Her works of the mid- to late 1960s contain social, political, and religious messages, as seen in startlingly bold works such as stop the bombing (1967), for emergency use soft shoulder (1966), phil and dan (1969), and that man loves (1967).

Her early figurative religious art resonates with the Ditchling Museum of Art + Craft’s permanent collection; when the Guild of St Joseph and St Dominic was established in Ditchling in the early 20th century, typography, lettering, and printing became fundamental parts of its narrative. The Guild’s work featured a large output of printed religious and social propaganda, with many commissions received from the United States by means of the Catholic Art Association, which promoted the work of the Ditchling Community in its magazine.

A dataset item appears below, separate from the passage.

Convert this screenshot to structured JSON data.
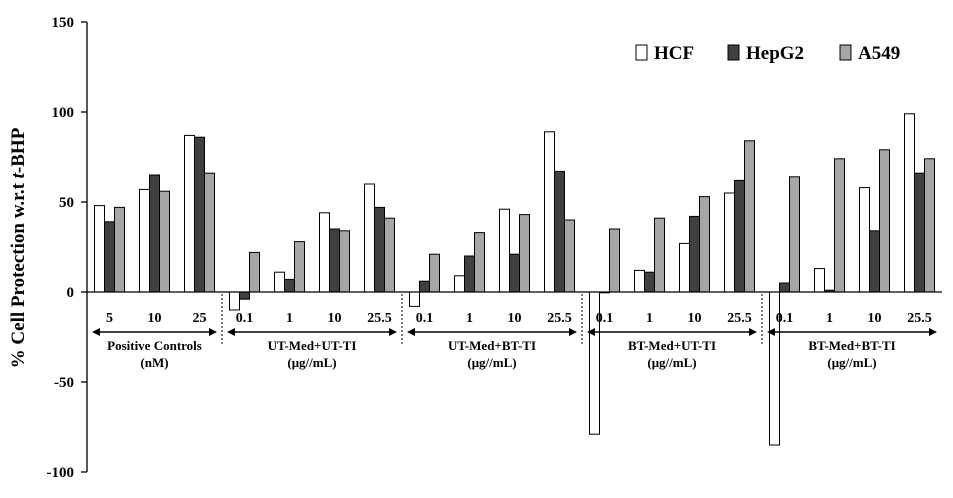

The CAA was founded in 1937 by Sister Esther Newport as an organisation of artists, art educators, and others interested in Catholic art and its philosophy, and created the world into which Sister Corita stepped when she began her career as an inspirational artist and teacher at IHC in 1945.

The derision directed at Sister Corita by the Archbishop of Los Angeles led directly to her decision to be released from her vows and leave the IHMs. As an educator at IHC, she connected with and inspired young people. As an artist, she engaged with the social issues and counter-culture of her day, developing a national profile and voice, even to the extent of appearing on the cover of Newsweek.

A wonderful piece of contextualised mission was brought to a premature end by the Archbishop’s inability to understand, combined with his inability to resist the local voices of complaint. Sister Corita was a true pioneer in, and heroine of, the 20th-century Church. This exhibition cannot be commended too highly.

“Corita Kent: Get With The Action” is at Ditchling Museum of Art + Craft, Lodge Hill Lane, Ditchling, Hassocks, East Sussex, until 14 October. Phone 01273 844744.